By Haley Schusterman
The Mayor’s Office of Urban Agriculture (MOUA) isn’t a household name. Given what it’s quietly accomplished since it was established in 2022, with limited city funding and just two full-time staff, it probably should be.
For decades, urban agriculture operated on the margins of policy attention and public investment, treated as a nice-to-have rather than a serious tool for change. That shifted in 2021, when the City Council passed Local Law 121 and Local Law 123, formally recognizing that urban agriculture deserved a permanent home in government. The legislation created MOUA, housed within the Mayor’s Office of Climate and Environmental Justice, and tasked it with producing a comprehensive urban agriculture report, building an online portal with mapping tools, running education and outreach programs, conducting research to inform future legislation, and advising other city agencies on how to protect and expand urban agriculture. The laws also authorized an independent Urban Agriculture Advisory Board to bring together advocates, academics, and agriculture experts. The former mayoral administration never appointed the board, but MOUA moved forward without it.
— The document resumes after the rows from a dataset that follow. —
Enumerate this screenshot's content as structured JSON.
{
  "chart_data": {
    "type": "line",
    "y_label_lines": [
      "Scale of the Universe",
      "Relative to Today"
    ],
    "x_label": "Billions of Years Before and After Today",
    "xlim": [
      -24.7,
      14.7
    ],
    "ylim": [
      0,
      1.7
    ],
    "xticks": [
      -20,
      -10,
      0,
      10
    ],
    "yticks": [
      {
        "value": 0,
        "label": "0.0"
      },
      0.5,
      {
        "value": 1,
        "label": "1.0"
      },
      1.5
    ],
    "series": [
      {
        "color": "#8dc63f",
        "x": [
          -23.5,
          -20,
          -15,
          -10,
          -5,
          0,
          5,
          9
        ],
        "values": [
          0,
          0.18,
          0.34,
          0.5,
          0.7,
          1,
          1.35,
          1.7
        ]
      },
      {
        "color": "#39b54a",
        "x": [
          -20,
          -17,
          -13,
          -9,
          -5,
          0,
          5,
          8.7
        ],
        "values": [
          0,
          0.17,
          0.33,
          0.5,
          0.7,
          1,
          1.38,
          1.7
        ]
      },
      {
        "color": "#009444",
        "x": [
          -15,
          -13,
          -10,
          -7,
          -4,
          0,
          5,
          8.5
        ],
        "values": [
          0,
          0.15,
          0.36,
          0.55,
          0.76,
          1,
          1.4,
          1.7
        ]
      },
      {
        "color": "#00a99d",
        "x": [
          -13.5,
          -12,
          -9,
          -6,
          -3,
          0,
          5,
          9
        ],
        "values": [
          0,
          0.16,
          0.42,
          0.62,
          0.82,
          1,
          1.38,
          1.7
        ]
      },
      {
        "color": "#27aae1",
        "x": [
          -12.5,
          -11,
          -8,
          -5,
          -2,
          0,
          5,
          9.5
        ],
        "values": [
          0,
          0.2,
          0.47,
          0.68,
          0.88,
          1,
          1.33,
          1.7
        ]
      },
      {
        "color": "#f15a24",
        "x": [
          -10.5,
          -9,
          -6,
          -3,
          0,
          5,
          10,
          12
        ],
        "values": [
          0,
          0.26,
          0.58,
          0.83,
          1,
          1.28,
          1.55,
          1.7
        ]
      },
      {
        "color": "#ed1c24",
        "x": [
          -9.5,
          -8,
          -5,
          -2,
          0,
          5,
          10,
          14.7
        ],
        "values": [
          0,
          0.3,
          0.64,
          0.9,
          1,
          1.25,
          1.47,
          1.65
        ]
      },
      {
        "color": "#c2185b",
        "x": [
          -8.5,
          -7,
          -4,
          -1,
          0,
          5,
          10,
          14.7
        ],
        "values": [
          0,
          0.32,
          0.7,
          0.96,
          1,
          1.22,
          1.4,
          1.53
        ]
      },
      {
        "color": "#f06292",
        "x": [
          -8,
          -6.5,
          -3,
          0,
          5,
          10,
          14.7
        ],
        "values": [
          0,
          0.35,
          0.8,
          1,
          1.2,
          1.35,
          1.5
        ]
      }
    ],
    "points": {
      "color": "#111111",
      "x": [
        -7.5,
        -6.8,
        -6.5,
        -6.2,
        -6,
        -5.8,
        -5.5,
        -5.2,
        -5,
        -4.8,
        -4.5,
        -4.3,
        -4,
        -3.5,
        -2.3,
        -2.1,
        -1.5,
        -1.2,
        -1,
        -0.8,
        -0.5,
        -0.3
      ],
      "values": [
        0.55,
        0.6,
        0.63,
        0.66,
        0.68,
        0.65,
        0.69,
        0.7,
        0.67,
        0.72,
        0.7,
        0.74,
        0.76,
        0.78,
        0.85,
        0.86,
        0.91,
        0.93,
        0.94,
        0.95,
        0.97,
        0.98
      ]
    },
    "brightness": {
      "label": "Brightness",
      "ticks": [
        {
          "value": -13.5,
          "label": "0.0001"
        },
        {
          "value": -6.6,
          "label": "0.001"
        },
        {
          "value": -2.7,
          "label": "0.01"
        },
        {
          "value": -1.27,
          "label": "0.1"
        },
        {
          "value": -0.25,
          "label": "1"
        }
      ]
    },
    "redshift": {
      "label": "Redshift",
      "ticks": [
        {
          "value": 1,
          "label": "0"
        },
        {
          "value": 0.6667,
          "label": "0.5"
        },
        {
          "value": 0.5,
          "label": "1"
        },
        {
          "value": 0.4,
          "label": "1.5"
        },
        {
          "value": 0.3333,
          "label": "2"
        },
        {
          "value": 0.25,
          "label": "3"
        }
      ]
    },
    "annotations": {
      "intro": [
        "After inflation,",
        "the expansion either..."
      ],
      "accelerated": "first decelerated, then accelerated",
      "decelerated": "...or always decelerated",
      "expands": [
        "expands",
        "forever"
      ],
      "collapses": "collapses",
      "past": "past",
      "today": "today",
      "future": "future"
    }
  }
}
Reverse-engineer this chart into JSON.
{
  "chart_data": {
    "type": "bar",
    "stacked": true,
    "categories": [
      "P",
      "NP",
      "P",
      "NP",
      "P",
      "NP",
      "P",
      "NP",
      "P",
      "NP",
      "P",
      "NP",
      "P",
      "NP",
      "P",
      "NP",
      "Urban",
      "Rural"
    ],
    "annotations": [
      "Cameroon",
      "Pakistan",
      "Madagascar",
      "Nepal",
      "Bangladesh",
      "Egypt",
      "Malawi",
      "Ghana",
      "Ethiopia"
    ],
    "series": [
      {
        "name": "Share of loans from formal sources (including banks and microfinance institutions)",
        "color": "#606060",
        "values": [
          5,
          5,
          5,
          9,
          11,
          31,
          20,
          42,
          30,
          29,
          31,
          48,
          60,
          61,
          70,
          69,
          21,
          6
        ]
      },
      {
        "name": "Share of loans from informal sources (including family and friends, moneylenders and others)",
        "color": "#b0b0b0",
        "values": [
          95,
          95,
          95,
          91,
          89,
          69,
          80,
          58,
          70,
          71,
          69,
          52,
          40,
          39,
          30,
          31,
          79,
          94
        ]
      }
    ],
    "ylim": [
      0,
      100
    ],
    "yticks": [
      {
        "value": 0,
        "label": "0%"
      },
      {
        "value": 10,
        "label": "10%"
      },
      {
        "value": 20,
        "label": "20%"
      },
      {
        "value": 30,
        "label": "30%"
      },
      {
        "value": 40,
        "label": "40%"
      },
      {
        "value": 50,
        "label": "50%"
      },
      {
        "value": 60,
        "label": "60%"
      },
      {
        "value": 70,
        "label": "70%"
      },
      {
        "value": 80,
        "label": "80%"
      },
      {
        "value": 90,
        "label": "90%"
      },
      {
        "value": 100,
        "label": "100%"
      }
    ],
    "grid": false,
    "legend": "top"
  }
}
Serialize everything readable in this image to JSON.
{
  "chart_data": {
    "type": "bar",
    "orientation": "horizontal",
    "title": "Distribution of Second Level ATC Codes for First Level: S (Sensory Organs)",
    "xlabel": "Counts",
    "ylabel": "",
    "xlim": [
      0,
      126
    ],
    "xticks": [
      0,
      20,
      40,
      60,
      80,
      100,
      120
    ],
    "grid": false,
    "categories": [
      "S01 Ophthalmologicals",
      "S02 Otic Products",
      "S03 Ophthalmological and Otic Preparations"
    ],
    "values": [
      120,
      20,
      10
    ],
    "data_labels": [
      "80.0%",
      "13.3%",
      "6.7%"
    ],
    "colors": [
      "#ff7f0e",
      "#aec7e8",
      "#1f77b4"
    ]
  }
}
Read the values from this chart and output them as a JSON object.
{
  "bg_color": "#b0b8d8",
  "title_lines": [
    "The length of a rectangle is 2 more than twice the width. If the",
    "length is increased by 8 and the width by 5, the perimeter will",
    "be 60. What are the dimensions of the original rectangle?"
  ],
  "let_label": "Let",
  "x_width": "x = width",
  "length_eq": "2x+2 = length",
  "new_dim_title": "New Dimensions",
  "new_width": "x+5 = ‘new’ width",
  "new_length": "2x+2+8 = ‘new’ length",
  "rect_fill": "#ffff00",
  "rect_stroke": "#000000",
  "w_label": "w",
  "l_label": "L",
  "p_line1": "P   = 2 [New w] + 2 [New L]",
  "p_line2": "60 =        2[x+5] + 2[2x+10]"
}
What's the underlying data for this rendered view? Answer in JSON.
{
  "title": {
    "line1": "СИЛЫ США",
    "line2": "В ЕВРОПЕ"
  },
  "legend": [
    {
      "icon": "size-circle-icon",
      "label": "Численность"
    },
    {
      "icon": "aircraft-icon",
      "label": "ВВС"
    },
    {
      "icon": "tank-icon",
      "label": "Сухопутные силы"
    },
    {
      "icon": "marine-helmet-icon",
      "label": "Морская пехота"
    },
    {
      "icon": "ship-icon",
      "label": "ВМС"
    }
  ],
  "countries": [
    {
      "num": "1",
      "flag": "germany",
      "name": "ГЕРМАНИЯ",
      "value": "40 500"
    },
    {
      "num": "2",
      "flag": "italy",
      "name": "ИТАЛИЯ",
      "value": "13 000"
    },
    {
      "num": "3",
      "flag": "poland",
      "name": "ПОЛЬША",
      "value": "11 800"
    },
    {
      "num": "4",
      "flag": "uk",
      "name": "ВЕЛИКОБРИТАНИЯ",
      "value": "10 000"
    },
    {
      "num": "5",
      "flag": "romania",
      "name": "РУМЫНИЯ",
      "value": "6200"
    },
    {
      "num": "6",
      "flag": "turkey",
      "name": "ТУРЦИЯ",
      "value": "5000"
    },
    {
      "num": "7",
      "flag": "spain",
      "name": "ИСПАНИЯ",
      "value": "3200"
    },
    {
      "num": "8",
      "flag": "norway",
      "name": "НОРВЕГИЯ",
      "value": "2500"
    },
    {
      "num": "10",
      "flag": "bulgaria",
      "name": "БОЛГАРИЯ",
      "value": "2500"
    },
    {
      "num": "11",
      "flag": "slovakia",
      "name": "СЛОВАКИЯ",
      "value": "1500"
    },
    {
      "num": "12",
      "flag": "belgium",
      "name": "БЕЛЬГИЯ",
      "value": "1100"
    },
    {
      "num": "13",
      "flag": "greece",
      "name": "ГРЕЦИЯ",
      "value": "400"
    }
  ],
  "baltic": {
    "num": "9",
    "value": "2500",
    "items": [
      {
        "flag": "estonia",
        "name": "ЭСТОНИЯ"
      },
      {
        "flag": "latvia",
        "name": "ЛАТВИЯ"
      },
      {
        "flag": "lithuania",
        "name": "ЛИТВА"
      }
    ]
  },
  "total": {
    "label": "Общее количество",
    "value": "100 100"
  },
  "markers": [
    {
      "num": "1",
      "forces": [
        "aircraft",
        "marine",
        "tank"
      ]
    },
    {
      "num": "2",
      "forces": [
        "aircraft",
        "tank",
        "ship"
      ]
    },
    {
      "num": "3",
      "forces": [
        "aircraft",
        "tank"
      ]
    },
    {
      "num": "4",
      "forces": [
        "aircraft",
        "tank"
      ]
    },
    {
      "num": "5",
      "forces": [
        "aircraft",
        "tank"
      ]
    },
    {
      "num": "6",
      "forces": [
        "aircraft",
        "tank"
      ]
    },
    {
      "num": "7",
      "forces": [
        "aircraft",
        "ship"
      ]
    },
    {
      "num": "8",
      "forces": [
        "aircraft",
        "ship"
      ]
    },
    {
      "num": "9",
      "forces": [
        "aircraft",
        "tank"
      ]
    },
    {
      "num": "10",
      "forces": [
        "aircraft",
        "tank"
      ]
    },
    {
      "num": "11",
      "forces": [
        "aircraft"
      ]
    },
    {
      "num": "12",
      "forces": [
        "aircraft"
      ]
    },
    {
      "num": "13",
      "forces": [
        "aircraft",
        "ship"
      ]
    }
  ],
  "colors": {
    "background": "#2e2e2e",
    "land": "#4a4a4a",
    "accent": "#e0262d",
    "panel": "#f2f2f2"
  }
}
Three years in, the office is delivering on its full mandate. It built its own relationships with community leaders and advocates, launched education programs connecting students to working farms, opened pathways for small farmers to sell to city institutions, mapped the city’s urban agriculture landscape, and pushed for procurement reform that could redirect how the city spends its food dollars. The office is working to change how eight million New Yorkers grow, buy, and think about food, using urban agriculture as a lever for climate action, environmental justice, food access, workforce development, and economic resilience.